Медсестра заговорила со мной, когда я бросил окурок в ведро и встал с кресла, собираясь вернуться к Эмме.
– Дерьмовая ночка, а?
В голосе женщины слышались какие-то странные нотки, то ли металлические, то ли деревянные, будто железной пилой распиливали доски. Но он заставил меня подойти к ней на несколько шагов. Голос показался мне знакомым, хотя раньше я никогда ее не встречал.
– Да, дерьмовая, – согласился я. – Но не думаю, что здесь бывают хорошие ночи.
Женщина повернулась ко мне и облокотилась на перила. В темноте я не мог разглядеть ее лица – видел лишь сигарету во рту и черный силуэт на фоне огней Турина.
– Когда как. Бывают и хорошие. – Откуда-то с нижних этажей донесся душераздирающий стон, в котором было что-то звериное. Я вздрогнул, женщина посмотрела на меня. – Эта не из хороших, – пожала она плечами.
– Ну, я пойду вниз. К своей девушке. Спокойной ночи.

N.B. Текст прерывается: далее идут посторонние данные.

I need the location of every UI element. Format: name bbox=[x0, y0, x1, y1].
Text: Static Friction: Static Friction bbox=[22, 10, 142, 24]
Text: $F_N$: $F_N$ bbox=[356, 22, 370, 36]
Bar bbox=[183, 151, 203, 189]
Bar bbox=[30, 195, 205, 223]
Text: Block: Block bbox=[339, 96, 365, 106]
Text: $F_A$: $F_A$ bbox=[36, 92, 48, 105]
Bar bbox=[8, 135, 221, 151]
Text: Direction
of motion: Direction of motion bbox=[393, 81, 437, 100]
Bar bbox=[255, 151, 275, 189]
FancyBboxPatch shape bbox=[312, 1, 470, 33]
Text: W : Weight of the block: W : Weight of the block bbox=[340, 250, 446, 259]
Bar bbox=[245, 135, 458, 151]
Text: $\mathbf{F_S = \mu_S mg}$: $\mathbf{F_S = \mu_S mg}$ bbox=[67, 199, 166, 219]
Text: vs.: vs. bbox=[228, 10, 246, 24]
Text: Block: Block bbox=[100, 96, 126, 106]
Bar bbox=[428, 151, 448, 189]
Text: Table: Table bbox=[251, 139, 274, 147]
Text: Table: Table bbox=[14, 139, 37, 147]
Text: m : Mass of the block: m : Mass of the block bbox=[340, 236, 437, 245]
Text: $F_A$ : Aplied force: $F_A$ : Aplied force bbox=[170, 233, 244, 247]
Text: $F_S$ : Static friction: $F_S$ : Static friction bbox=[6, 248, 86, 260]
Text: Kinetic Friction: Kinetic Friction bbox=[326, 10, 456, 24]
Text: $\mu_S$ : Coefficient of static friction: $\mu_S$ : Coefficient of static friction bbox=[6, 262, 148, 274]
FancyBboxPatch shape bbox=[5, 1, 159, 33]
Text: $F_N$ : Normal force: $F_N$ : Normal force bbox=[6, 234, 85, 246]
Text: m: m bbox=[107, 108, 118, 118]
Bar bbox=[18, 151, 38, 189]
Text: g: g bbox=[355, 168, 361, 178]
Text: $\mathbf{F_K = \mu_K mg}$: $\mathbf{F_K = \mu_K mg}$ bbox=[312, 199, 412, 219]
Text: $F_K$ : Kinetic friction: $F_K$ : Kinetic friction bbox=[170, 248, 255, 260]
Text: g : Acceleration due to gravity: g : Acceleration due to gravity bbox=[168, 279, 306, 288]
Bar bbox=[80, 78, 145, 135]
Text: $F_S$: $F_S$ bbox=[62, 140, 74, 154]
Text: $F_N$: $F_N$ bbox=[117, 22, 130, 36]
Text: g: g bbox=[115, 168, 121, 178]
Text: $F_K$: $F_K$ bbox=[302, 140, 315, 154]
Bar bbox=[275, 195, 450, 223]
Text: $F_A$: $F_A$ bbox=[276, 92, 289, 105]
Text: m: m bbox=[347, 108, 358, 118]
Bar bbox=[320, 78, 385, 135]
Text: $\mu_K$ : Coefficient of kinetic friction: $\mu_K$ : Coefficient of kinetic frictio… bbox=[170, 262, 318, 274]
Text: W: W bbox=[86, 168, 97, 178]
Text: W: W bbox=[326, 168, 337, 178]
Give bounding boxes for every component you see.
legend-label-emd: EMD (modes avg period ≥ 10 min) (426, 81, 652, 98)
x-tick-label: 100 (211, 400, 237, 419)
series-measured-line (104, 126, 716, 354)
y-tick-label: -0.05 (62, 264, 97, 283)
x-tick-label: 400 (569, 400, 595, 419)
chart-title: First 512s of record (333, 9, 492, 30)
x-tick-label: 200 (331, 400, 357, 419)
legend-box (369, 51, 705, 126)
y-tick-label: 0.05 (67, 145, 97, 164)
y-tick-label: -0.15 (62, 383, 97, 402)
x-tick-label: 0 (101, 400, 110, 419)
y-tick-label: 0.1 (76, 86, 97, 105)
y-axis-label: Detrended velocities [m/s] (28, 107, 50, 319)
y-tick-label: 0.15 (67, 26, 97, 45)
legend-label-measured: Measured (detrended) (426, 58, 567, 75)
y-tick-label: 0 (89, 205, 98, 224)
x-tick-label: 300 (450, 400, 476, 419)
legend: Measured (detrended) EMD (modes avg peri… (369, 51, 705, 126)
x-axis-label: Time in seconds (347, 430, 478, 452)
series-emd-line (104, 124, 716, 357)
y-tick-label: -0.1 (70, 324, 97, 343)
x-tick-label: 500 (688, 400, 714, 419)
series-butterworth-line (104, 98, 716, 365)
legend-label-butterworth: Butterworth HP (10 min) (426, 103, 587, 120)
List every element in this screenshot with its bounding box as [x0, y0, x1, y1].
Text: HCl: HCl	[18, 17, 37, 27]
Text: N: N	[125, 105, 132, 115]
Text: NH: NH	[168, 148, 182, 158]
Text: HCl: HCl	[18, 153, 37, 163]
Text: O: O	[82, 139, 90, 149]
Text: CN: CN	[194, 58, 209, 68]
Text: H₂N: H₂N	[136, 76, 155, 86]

Убрав локти с перил, женщина подошла ко мне на пару метров. Она казалась призраком, парящим в нескольких сантиметрах над землей. Наконец я смог разглядеть ее лицо. Оно было уродливым. Почти до отвращения. Разные, криво посаженные, очень темные глаза, длинный, сморщенный, как увядшее растение, нос, тонкие лиловые губы.
И только тут я понял, что она невероятно высокая. Неестественно высокая. Ее голова в копне светлых волос возвышалась над моей. Незнакомка бросила сигарету на просмоленный пол, пнула ее под старый удлинитель и закурила еще одну.
– Что с твоей девушкой? Я буду на ты, если ты не против, – определить возраст женщины было невозможно.
Я махнул рукой, мол, хорошо, как хотите, на ты, так на ты. Проглотил слюну и уставился на размыто-серый город под ногами. Черно-белый снимок плохого фотографа.
– Опухоль… Неоперабельная, – пробормотал я. Учитывая в каком мы отделении, решил, что говорить, где она находится, нет смысла. Несколько секунд думал об этом, как о чем-то очень важном. Хотя может, так и было. – Опухоль все росла и росла, потом развился отек, и ей стало плохо, и…
Я не договорил. Медсестра подошла еще ближе. Да, она была слишком высокой, слишком худой, слишком призрачной и в то же время бесцеремонной.
– Твоя девушка умирает? – прошипела она. Вопрос прозвучал так, словно не требовал ответа.
– Д-да, – прошептал я. – Наверное, да. Может быть, скоро. Мне пора вниз.
Вытянув руку, женщина сжала мое предплечье. Мне показалось, что в тисках ее могучей хватки локтевая и лучевая кости трутся друг о друга. Невероятная сила для такой худой руки.
– Не уходи, побудь тут еще немного. Подыши воздухом, тебе полезно.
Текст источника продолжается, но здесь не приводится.